Joy. This one seems to be a rarer gift with me. Whether it's because it's not given as often or that I'm just not good at receiving it can be debated. But when it's there, it's the best feeling in the world! It makes me want to sing out loud and dance from room to room, trying to find a way to show outwardly just how good I feel inside.
Church Family. I went to a baptism tonight and the dear sister mentioned that the first time she came into our building she had a sweet feeling of love and of coming home. That's exactly how I've felt in our congregation. I have never experienced such love and acceptance as I have here among my church family. God sent me to this particular place at this time in my life because He knew that the people around me would help to heal me. He works in mysterious ways, and often those ways are the people around us.
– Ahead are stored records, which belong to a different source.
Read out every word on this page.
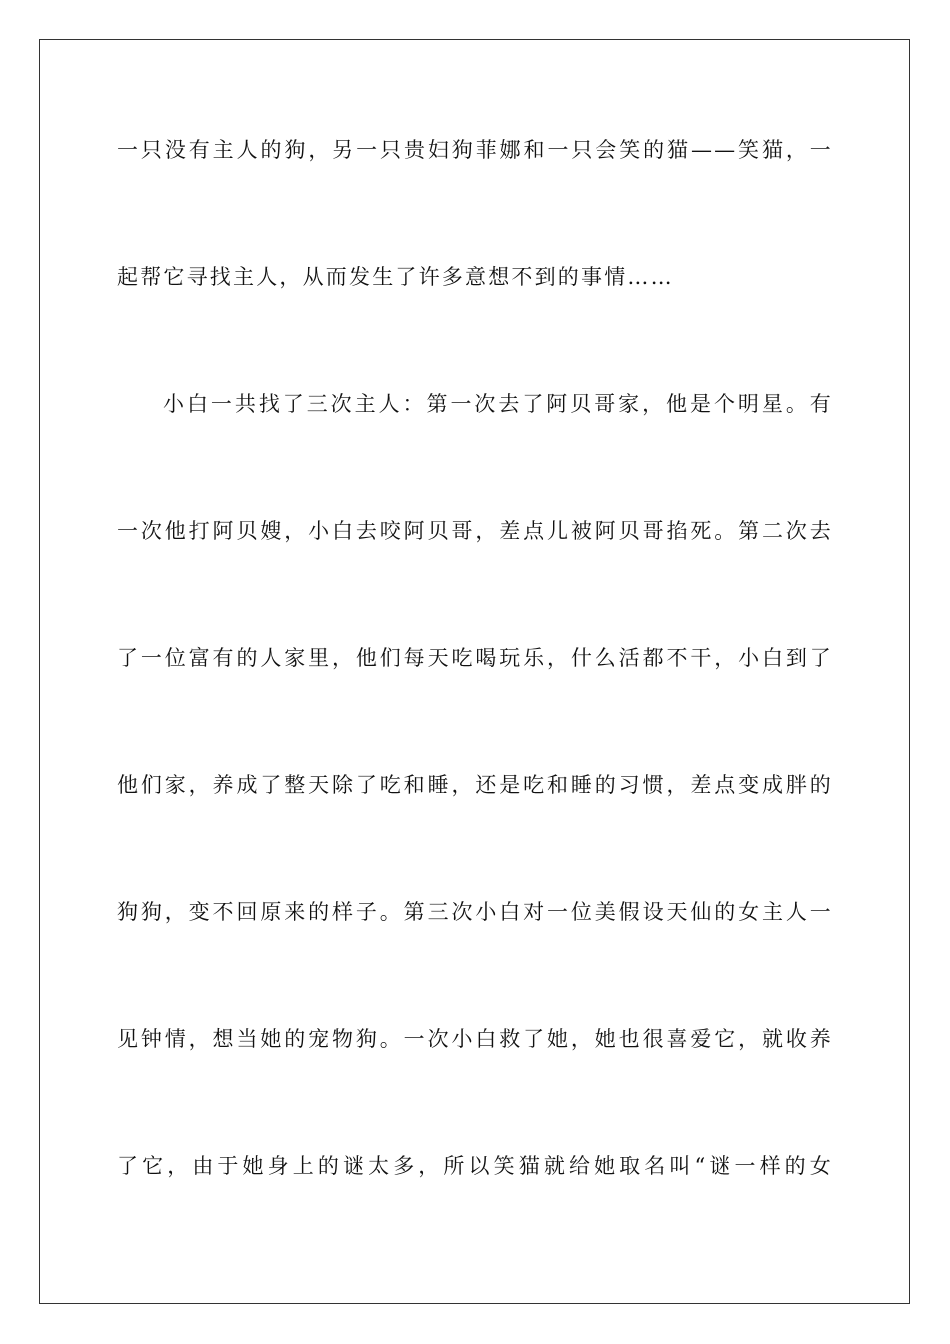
一只没有主人的狗，另一只贵妇狗菲娜和一只会笑的猫——笑猫，一
起帮它寻找主人，从而发生了许多意想不到的事情……
小白一共找了三次主人：第一次去了阿贝哥家，他是个明星。有
一次他打阿贝嫂，小白去咬阿贝哥，差点儿被阿贝哥掐死。第二次去
了一位富有的人家里，他们每天吃喝玩乐，什么活都不干，小白到了
他们家，养成了整天除了吃和睡，还是吃和睡的习惯，差点变成胖的
狗狗，变不回原来的样子。第三次小白对一位美假设天仙的女主人一
见钟情，想当她的宠物狗。一次小白救了她，她也很喜爱它，就收养
了它，由于她身上的谜太多，所以笑猫就给她取名叫“谜一样的女
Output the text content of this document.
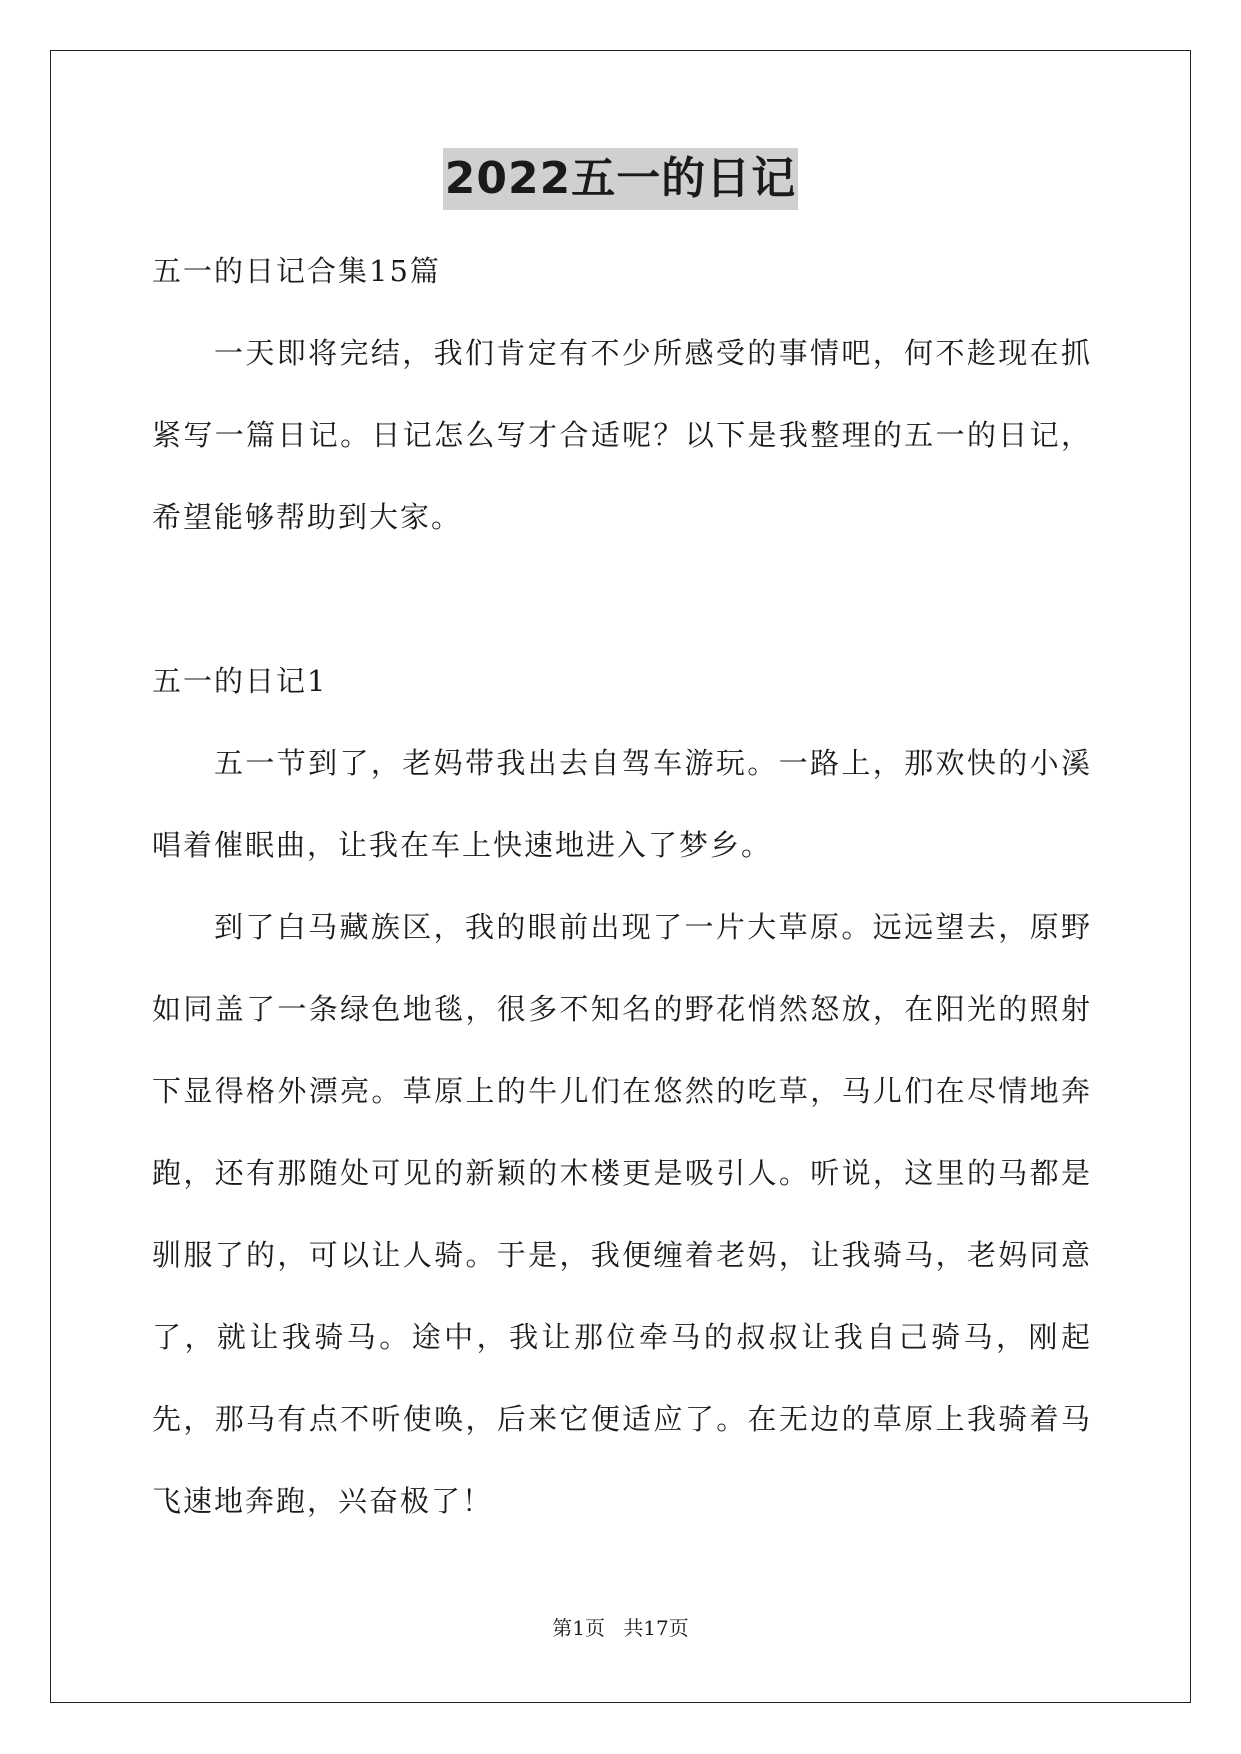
2022五一的日记

五一的日记合集15篇

一天即将完结，我们肯定有不少所感受的事情吧，何不趁现在抓紧写一篇日记。日记怎么写才合适呢？以下是我整理的五一的日记，希望能够帮助到大家。

五一的日记1

五一节到了，老妈带我出去自驾车游玩。一路上，那欢快的小溪唱着催眠曲，让我在车上快速地进入了梦乡。

到了白马藏族区，我的眼前出现了一片大草原。远远望去，原野如同盖了一条绿色地毯，很多不知名的野花悄然怒放，在阳光的照射下显得格外漂亮。草原上的牛儿们在悠然的吃草，马儿们在尽情地奔跑，还有那随处可见的新颖的木楼更是吸引人。听说，这里的马都是驯服了的，可以让人骑。于是，我便缠着老妈，让我骑马，老妈同意了，就让我骑马。途中，我让那位牵马的叔叔让我自己骑马，刚起先，那马有点不听使唤，后来它便适应了。在无边的草原上我骑着马飞速地奔跑，兴奋极了！

第1页 共17页
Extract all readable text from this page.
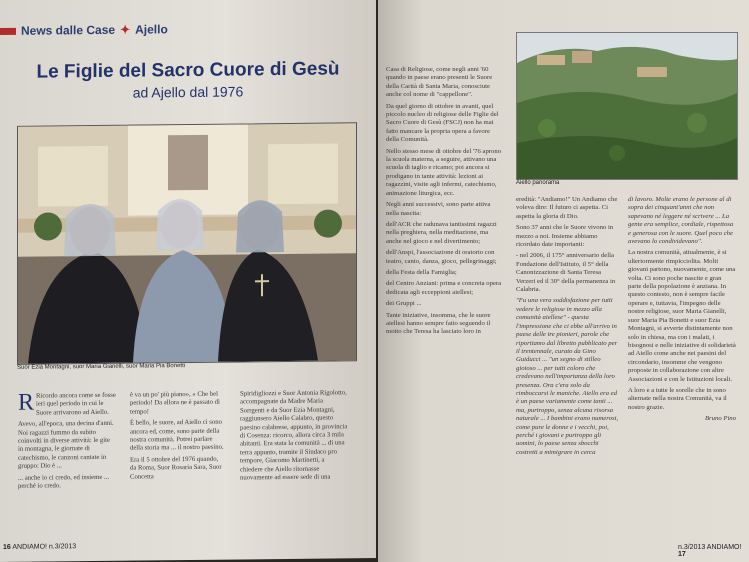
News dalle Case ✦ Ajello
Le Figlie del Sacro Cuore di Gesù
ad Ajello dal 1976
Suor Ezia Montagni, suor Maria Gianelli, suor Maria Pia Bonetti

R Ricordo ancora come se fosse ieri quel periodo in cui le Suore arrivarono ad Aiello.

Avevo, all'epoca, una decina d'anni. Noi ragazzi fummo da subito coinvolti in diverse attività: le gite in montagna, le giornate di catechismo, le canzoni cantate in gruppo: Dio è ...

... anche io ci credo, ed insieme ... perché io credo.

è va un po' più piano», « Che bel periodo! Da allora ne è passato di tempo!

È bello, le suore, ad Aiello ci sono ancora ed, come, sono parte della nostra comunità. Potrei parlare della storia ma ... il nostro paesino.

Era il 5 ottobre del 1976 quando, da Roma, Suor Rosaria Sara, Suor Concetta

Spiridigliozzi e Suor Antonia Rigolotto, accompagnate da Madre Maria Sorrgenti e da Suor Ezia Montagni, raggiunsero Aiello Calabro, questo paesino calabrese, appunto, in provincia di Cosenza: ricorco, allora circa 3 mila abitanti. Era stata la comunità ... di una terra appunto, tramite il Sindaco pro tempore, Giacomo Martinetti, a chiedere che Aiello ritornasse nuovamente ad essere sede di una

16 ANDIAMO! n.3/2013

Casa di Religiose, come negli anni '60 quando in paese erano presenti le Suore della Carità di Santa Maria, conosciute anche col nome di "cappellone".

Da quel giorno di ottobre in avanti, quel piccolo nucleo di religiose delle Figlie del Sacro Cuore di Gesù (FSCJ) non ha mai fatto mancare la propria opera a favore della Comunità.

Nello stesso mese di ottobre del '76 aprono la scuola materna, a seguire, attivano una scuola di taglio e ricamo; poi ancora si prodigano in tante attività: lezioni ai ragazzini, visite agli infermi, catechismo, animazione liturgica, ecc.

Negli anni successivi, sono parte attiva nella nascita:

dell'ACR che radunava tantissimi ragazzi nella preghiera, nella meditazione, ma anche nel gioco e nel divertimento;

dell'Anspi, l'associazione di oratorio con teatro, canto, danza, gioco, pellegrinaggi;

della Festa della Famiglia;

del Centro Anziani: prima e concreta opera dedicata agli ecceppioni aiellesi;

dei Gruppi ...

Tante iniziative, insomma, che le suore aiellesi hanno sempre fatto seguendo il motto che Teresa ha lasciato loro in

Aiello panorama

eredità: "Andiamo!" Un Andiamo che voleva dire: Il futuro ci aspetta. Ci aspetta la gloria di Dio.

Sono 37 anni che le Suore vivono in mezzo a noi. Insieme abbiamo ricordato date importanti:

- nel 2006, il 175° anniversario della Fondazione dell'Istituto, il 5° della Canonizzazione di Santa Teresa Verzeri ed il 30° della permanenza in Calabria.

"Fu una vera soddisfazione per tutti vedere le religiose in mezzo alla comunità aiellese" - questa l'impressione che ci ebbe all'arrivo in paese delle tre pionieri, parole che riportiamo dal libretto pubblicato per il trentennale, curato da Gino Guiducci ... "un segno di stilleo gioioso ... per tutti coloro che credevano nell'importanza della loro presenza. Ora c'era solo da rimboccarsi le maniche. Aiello era ed è un paese variamente come tanti ... ma, purtroppo, senza alcuna risorsa naturale ... I bambini erano numerosi, come pure le donne e i vecchi, poi, perché i giovani e purtroppo gli uomini, lo paese senza sbocchi costretti a mimigrare in cerca

di lavoro. Molte erano le persone al di sopra dei cinquant'anni che non sapevano né leggere né scrivere ... La gente era semplice, cordiale, rispettosa e generosa con le suore. Quel poco che avevano lo condividevano".

La nostra comunità, attualmente, è si ulteriormente rimpicciolita. Molti giovani partono, nuovamente, come una volta. Ci sono poche nascite e gran parte della popolazione è anziana. In questo contesto, non è sempre facile operare e, tuttavia, l'impegno delle nostre religiose, suor Maria Gianelli, suor Maria Pia Bonetti e suor Ezia Montagni, si avverte distintamente non solo in chiesa, ma con i malati, i bisognosi e nelle iniziative di solidarietà ad Aiello come anche nei paesini del circondario, insomme che vengono proposte in collaborazione con altre Associazioni e con le Istituzioni locali.

A loro e a tutte le sorelle che in sono alternate nella nostra Comunità, va il nostro grazie.

Bruno Pino

n.3/2013 ANDIAMO! 17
I still have a lot to learn, especially when it comes to loving others, but I know that I have the ultimate role model. I am so thankful that God loved me enough to keep reaching out to me, even when I had my back turned to Him and thought I wasn't worth loving. I know that I have been exceptionally blessed to be given such wonderful gifts in my life.
I don't look forward to Christmas because of the presents and the stuff, or even the family and food. What I enjoy most is the reminder of the gifts I continue to receive from my Heavenly Father and the special spirit of love that comes from celebrating His greatest gift of all- our Savior.